Spreadsheet Barcodes 07987621 00234562 09812344
Also within our data warehouse is a DimProducts dimension table which has loaded the full inventory from our own LOB database. The barcodes within this data are generally in exactly the same format although there are a few that have 11 characters instead of the more usual 8 (format ‘nnnnnn-nnn’). The client however will only ever see the (first) 8 characters of any barcode including these anomalies.
Dimension Barcodes 07987621 00234562 09812344-908
The difficulty is that we wish to map the data contained within the ‘spreadsheet’ to the data within the ‘LOB database’ so that for every defective complaint sent out we can associate it to the product within our inventory. We can then contact manufacturers etc. Remember that in the main there will be a direct match between these two sources, it will only be ‘edge cases’ where the ‘spreadsheet’ data will match on the first 8 characters of our 11 character barcodes. As you can see from the sample barcodes above if we were to perform the below join we would only match on the first two records
'Spreadsheet.Barcode = Database.Barcode'
The final barcode would not be resolved as 09812344 is not the same as 09812344-908. In order to match against this we would need a join like this:-
'Spreadsheet.Barcode LIKE Database.Barcode || '%''
The percentage is of course required as SQL server requires wildcard characters to utilise fuzzy match on a LIKE statement otherwise it is essentially just an equal to statement. Nice and simple so far but just try and use that phrase inside an SAP data flow join. Not very helpful errors ensue and the afternoon disappears in much the same way that my salary does… alarmingly fast.

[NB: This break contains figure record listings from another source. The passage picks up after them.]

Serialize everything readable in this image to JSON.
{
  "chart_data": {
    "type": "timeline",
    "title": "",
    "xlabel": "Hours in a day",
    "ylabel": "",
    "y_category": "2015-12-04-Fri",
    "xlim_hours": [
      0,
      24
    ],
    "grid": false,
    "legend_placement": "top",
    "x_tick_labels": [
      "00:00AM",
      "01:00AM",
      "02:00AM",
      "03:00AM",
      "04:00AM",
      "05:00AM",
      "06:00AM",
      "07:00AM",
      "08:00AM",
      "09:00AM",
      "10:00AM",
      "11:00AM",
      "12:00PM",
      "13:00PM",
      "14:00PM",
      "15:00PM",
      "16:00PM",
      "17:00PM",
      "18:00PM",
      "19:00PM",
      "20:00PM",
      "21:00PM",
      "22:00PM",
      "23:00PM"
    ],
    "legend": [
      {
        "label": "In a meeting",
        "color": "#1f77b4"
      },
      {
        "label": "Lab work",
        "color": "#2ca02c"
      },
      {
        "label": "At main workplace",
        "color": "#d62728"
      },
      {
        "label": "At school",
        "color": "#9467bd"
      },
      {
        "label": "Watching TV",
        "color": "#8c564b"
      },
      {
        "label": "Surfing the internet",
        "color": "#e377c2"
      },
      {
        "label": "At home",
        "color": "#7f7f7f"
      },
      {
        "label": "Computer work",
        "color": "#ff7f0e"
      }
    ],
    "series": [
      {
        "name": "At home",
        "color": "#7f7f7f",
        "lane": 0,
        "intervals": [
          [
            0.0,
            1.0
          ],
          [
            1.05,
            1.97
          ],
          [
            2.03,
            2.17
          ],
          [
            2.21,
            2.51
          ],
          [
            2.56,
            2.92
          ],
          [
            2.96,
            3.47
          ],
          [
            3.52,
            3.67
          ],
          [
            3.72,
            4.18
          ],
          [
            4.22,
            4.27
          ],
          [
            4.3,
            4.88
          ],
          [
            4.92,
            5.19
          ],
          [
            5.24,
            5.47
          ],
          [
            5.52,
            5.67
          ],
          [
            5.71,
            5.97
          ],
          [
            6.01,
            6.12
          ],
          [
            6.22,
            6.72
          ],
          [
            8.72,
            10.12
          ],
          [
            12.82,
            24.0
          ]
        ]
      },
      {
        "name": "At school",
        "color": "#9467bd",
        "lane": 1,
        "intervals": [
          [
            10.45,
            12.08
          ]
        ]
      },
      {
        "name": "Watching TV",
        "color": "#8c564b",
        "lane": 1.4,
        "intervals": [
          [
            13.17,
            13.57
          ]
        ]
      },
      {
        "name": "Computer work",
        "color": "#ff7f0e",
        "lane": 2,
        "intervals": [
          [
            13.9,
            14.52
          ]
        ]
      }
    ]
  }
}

As I alluded to earlier in this blog post the easiest way to address this is to split your processing into two joined queries, in the first we select only the fields we are interested in from our spreadsheet staging table and derive a new field entitled FuzzyBarcode. This field uses the following formula for its text
Spreadsheet.Barcode || '%'
This removes the need for monkeying around with pipe characters in the joins at a later stage. Next off in the second query we bring in the data from the first query and join that to the data within our products table using the barcode join as shown below:-
'Dimension.Barcode LIKE Spreadsheet.FuzzyBarcode'
This data can then be output into your fact table and as you should see something magical happens. Not only does your data resolve in the manner that you wished the execution of this workflow (so long as you have not done anything else too complex) gets entirely pushed down to the database leaving you with a statement Similar to this pseudo SQL
INSERT INTO FactComplaints (DimProductFK,RejectionReason) SELECT D.Sid,S.RejectionReason FROM Spreadsheet AS S INNER JOIN DimProducts AS D ON D.Barcode LIKE S.FuzzyBarcode
Perfect, a like clause within SAP BODS and everything gets pushed down to the database for maximum efficiency.